如果N为奇数,那么前两个素数为2和3;如果N为偶数,那么前两个素数为2和2。这样一来转化成了将一个偶数分解成两个素数的和。
以下是我的代码:
#include <cstdio>
using namespace std;
const int kMaxn = 10000000;
int cnt, Prime[680000];
bool isNotPrime[ kMaxn + 7 ];
int n;
void GetPrime ()
{
cnt = 0;
for ( int i = 2; i <= kMaxn; i++ )
{
if ( !isNotPrime[i] )
Prime[++cnt] = i;
for ( int j = 1; j <= cnt && i * Prime[j] <= kMaxn; j++ )
{
isNotPrime[ i * Prime[j] ] = true;
if ( i % Prime[j] == 0 )
break;
}
}
}
void Goldbach ( int x )
{
for ( int i = 1; i <= cnt && Prime[i] <= x; i++ )

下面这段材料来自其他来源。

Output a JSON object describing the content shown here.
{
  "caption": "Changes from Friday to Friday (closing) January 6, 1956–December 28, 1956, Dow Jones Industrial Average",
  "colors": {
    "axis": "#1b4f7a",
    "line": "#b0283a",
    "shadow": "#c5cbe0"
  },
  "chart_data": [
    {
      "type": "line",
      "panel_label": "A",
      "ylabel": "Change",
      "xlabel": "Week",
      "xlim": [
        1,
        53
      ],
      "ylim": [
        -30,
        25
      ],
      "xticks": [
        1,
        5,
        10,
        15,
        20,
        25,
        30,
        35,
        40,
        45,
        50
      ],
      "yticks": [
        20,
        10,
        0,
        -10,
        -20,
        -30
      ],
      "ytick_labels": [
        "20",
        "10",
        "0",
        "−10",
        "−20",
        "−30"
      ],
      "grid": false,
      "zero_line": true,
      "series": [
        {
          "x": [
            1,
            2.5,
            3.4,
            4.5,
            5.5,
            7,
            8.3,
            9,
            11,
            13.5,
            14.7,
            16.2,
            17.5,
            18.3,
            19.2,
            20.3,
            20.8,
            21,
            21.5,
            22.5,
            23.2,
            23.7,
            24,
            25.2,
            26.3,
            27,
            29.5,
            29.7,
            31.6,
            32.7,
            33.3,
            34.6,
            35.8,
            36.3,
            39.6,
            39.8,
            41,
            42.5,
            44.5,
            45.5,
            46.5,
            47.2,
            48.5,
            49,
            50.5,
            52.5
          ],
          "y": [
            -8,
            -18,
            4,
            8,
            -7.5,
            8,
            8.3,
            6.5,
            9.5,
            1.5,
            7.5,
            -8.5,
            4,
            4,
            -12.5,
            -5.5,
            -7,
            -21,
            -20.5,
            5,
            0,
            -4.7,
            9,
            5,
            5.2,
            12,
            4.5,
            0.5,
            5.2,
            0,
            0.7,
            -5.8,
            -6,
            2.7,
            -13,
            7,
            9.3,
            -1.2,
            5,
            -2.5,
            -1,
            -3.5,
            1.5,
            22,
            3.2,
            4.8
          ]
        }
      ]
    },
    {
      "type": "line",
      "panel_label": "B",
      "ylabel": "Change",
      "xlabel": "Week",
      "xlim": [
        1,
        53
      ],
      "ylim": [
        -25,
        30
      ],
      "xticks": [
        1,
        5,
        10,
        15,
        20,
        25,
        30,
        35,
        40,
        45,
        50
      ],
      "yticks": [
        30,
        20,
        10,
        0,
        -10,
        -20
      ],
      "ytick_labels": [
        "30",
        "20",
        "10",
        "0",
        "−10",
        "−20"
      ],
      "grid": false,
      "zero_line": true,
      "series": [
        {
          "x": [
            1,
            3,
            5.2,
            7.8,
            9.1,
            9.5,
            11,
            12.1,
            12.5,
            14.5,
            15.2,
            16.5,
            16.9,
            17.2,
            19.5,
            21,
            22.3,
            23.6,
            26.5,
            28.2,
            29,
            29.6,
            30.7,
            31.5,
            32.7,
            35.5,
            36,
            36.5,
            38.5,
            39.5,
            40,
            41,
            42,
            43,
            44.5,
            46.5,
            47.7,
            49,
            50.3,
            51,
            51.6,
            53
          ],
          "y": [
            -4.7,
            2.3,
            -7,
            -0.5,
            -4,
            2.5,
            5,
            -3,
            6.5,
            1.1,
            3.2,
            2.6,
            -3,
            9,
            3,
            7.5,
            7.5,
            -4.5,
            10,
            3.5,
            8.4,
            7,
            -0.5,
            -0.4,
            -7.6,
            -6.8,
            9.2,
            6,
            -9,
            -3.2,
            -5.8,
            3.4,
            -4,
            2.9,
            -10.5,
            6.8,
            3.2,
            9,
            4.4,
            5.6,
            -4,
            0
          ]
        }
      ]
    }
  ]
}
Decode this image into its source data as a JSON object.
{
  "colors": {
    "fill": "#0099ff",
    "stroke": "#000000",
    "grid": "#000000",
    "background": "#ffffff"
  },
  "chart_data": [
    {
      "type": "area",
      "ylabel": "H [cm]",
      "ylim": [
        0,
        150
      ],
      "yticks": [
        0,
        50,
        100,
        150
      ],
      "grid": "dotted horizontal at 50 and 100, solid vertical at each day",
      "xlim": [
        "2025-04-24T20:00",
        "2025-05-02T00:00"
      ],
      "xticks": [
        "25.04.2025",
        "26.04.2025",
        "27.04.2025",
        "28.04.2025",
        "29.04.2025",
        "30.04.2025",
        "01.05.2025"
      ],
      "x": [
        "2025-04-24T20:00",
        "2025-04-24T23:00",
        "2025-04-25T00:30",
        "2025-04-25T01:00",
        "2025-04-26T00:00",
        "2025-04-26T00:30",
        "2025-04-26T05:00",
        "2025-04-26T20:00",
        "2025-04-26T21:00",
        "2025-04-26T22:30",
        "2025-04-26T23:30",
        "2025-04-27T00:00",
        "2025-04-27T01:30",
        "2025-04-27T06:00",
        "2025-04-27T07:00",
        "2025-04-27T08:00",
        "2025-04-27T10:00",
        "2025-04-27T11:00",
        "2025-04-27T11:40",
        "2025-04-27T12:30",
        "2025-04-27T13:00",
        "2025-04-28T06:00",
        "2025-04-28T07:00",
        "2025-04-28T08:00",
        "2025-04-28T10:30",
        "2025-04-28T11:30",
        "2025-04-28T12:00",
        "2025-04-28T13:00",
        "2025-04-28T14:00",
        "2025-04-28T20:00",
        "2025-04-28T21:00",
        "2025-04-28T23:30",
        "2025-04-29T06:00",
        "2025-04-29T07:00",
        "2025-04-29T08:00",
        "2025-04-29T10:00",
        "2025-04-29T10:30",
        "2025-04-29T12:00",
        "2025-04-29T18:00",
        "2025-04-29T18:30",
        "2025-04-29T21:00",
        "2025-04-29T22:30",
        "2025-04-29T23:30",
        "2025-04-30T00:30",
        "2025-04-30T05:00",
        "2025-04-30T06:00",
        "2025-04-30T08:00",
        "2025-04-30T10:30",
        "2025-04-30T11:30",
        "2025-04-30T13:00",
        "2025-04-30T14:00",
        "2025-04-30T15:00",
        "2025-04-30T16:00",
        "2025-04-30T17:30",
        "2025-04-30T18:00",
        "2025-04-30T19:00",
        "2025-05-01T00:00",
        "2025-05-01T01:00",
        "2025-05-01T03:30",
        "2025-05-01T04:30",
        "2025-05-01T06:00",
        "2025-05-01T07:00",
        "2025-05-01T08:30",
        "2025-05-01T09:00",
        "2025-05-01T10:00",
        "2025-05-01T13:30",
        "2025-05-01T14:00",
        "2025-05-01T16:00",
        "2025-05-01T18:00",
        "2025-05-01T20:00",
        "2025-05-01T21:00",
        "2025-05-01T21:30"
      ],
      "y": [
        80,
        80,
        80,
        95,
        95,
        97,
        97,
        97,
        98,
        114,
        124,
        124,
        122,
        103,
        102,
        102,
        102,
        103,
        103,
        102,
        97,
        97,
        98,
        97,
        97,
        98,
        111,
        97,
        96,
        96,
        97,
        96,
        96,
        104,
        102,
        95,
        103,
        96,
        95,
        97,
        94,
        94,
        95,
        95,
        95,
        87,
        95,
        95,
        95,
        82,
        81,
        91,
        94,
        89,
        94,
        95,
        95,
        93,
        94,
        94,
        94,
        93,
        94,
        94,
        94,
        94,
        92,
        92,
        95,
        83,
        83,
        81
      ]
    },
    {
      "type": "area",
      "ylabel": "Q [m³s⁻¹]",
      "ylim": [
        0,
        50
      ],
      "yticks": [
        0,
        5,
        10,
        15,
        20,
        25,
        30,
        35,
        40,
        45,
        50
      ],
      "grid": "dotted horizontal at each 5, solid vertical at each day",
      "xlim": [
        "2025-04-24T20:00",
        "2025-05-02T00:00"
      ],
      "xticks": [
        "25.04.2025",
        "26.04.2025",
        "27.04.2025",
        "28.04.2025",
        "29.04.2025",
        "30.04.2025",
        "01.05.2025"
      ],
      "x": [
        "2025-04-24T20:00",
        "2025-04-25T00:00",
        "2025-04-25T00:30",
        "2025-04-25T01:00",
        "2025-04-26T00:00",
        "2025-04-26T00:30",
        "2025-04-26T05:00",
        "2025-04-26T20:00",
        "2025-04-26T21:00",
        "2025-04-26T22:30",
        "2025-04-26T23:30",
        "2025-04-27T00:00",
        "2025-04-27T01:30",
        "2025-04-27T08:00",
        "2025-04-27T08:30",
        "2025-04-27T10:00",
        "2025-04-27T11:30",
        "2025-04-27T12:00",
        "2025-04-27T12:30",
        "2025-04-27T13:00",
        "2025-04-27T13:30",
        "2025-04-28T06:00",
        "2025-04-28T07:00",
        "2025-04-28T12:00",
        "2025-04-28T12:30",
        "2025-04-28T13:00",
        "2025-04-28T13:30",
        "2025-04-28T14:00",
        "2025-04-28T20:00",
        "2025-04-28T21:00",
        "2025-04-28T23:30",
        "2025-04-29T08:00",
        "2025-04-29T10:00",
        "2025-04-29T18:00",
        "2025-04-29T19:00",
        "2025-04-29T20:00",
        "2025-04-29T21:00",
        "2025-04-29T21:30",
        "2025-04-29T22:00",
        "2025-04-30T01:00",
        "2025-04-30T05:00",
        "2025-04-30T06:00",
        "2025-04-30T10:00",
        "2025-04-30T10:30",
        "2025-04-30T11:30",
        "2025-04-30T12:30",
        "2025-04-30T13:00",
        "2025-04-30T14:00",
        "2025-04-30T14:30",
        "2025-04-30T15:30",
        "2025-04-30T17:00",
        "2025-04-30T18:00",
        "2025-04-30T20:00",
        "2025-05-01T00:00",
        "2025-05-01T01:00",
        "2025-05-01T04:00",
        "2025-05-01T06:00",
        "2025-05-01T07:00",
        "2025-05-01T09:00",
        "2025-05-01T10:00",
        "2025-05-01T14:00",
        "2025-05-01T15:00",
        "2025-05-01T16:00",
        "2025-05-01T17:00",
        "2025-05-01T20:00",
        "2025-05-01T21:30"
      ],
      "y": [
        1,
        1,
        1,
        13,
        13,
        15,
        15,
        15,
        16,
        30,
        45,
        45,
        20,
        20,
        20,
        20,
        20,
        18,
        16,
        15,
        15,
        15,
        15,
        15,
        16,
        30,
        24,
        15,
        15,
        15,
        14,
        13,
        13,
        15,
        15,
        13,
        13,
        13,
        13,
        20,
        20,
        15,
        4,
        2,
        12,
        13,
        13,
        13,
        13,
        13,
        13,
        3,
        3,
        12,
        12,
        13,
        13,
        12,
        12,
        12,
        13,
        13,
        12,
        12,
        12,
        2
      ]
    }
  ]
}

if ( !isNotPrime[ x - Prime[i] ] )
{
printf ( "%d %d\n", Prime[i], x-Prime[i] );
return;
}
}
void Solve ()
{
if ( n & 1 )
{
n -= 5;
if ( n < 4 )
{
printf ( "Impossible.\n" );
return;
}
printf ( "%d %d ", 2, 3 );
}
else
{
n -= 4;
if ( n < 4 )
{
printf ( "Impossible.\n" );
return;
}
printf ( "%d %d ", 2, 2 );
}
Goldbach ( n );
}
int main()
{
#ifndef ONLINE_JUDGE
freopen ( "data.in", "r", stdin );
#endif
GetPrime ();
//printf ( "%d\n", cnt );
while ( scanf ( "%d", &n ) == 1 )
Solve ();
return 0;
}
posted on 2011-09-06 23:30
lee1r 阅读(563)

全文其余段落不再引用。